Another gave me a sense of the angst felt when broad macro strokes don’t capture the reality on the ground for every micro-case: ” You write like every boomer is sitting on a McMansion and a seven‑figure IRA,” one bereaved Boomer wrote to me. “A lot of us are one bad diagnosis away from losing everything.”

Still another wasn’t much of a hater at all, but wrote with wistfulness about what’s gone down. “Many boomers are poor, scared, and anxious about the life they have left,” they wrote. “They were led to believe that if they worked hard and climbed the corporate ladder you would eventually be able to be financially secure and retire at 65 and enjoy their ‘golden years.’ Many tried this approach but ran into misfortune along the way.” Either there was a layoff at 55 to 60 years old, unanticipated health issues, or others.

“Life happens. For many boomers, the golden years are not golden, and they don’t have much to look forward to. Their bodies are broken and they are still in debt. They are trapped in a life without a way out and their future does not look golden. Yes, they live longer, but for too many of them, not better and certainly not in a way they expected when they were younger.”

It speaks to the very real sense many Boomers have that things weren’t supposed to end up like this. The generation that rode cheap college, rising home prices, and the 401(k) revolution into late career was expected to bow out gracefully, freeing up houses and jobs for their kids and grandkids. Instead, millions are hanging on—staying in big homes they can’t quite afford to leave and in jobs they can’t quite afford to quit—because they’re confronting a grim reality: in financial terms, they are broke and living too long.

A generation that can’t afford to retire

Roughly 30 million “peak boomers” are turning 65 between 2024 and 2030. Two‑thirds of them will not be financially prepared to maintain their pre‑retirement lifestyles, according to an analysis by ALI Retirement Income Institute economist Jason Fichtner and colleagues that modeled their assets, expected lifespans, and spending needs. More than half have $250,000 or less in retirement savings—before health shocks, market downturns, or long‑term care—which means they will lean heavily on Social Security and work income to get by.
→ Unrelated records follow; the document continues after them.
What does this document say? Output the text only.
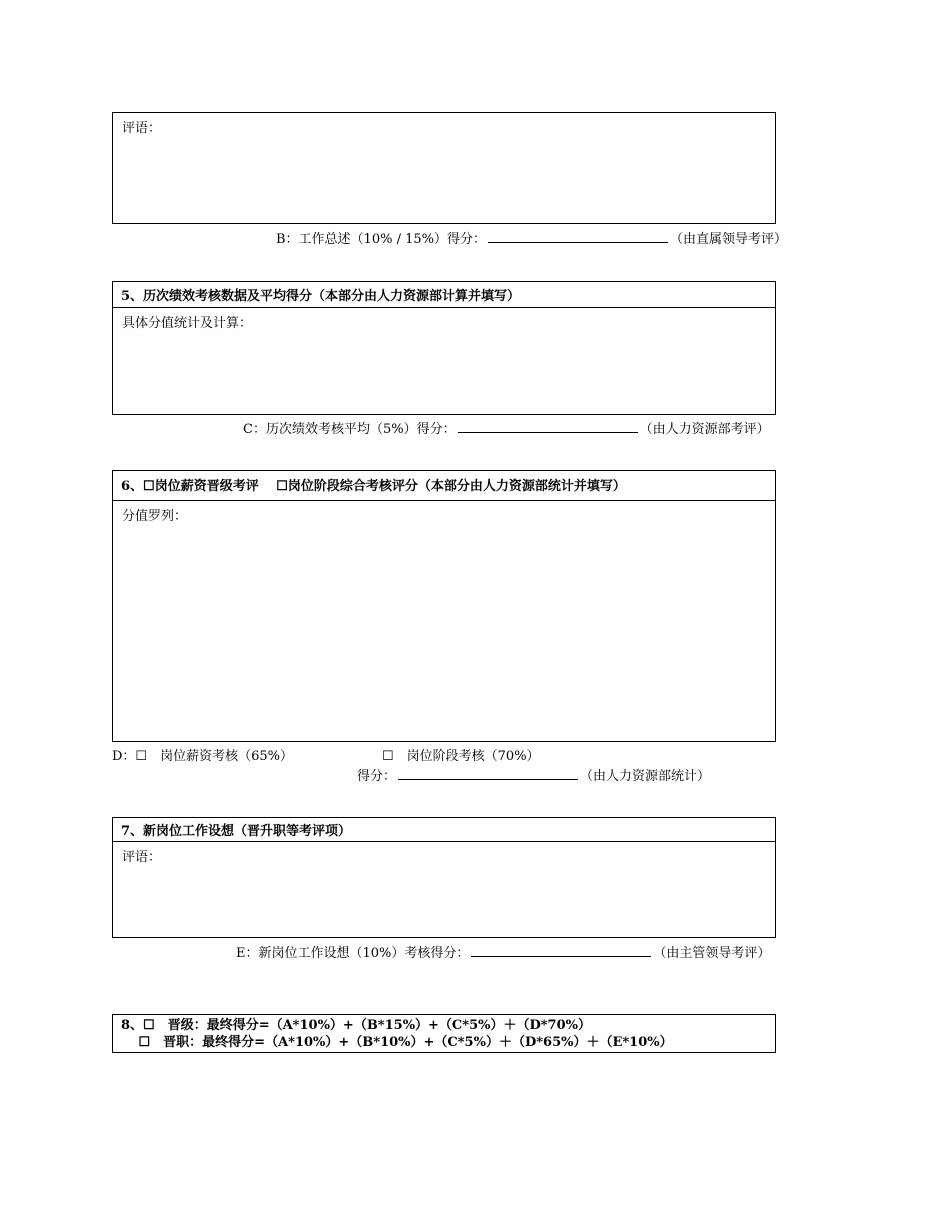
评语：
B：工作总述（10% / 15%）得分：	（由直属领导考评）
5、历次绩效考核数据及平均得分（本部分由人力资源部计算并填写）
具体分值统计及计算：
C：历次绩效考核平均（5%）得分：	（由人力资源部考评）
6、☐岗位薪资晋级考评　 ☐岗位阶段综合考核评分（本部分由人力资源部统计并填写）
分值罗列：
D：☐　岗位薪资考核（65%）	☐　岗位阶段考核（70%）
得分：	（由人力资源部统计）
7、新岗位工作设想（晋升职等考评项）
评语：
E：新岗位工作设想（10%）考核得分：	（由主管领导考评）
8、☐　晋级：最终得分=（A*10%）+（B*15%）+（C*5%）＋（D*70%）
　 ☐　晋职：最终得分=（A*10%）+（B*10%）+（C*5%）＋（D*65%）＋（E*10%）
Vanguard’s research on “young baby boomers” reaches a similar conclusion from a different direction. Only about 40% of workers in their early sixties are on track to sustain their standard of living in retirement; the typical near‑retiree faces about a 24% income gap, roughly $9,000 a year. Other surveys find that nearly half of boomers have less than $100,000 saved and about a quarter have nothing set aside at all, despite being at or near traditional retirement ages. For a generation that could easily spend 20 to 30 years in retirement, the math does not pencil out.

Dan, a 71-year-old who retired in 2021, wrote to me of his “head-down and plow-in-the-dirt mentality,” claiming he never missed a day of work in 18 years at a mechanic shop (third shift.) But in the past two or three decades, “we all (not just Baby Boomers) saw our spendable income shrink. How far is it going to shrink? No one knows. Not only that, many of our benefits have been substantially reduced or completely taken away.”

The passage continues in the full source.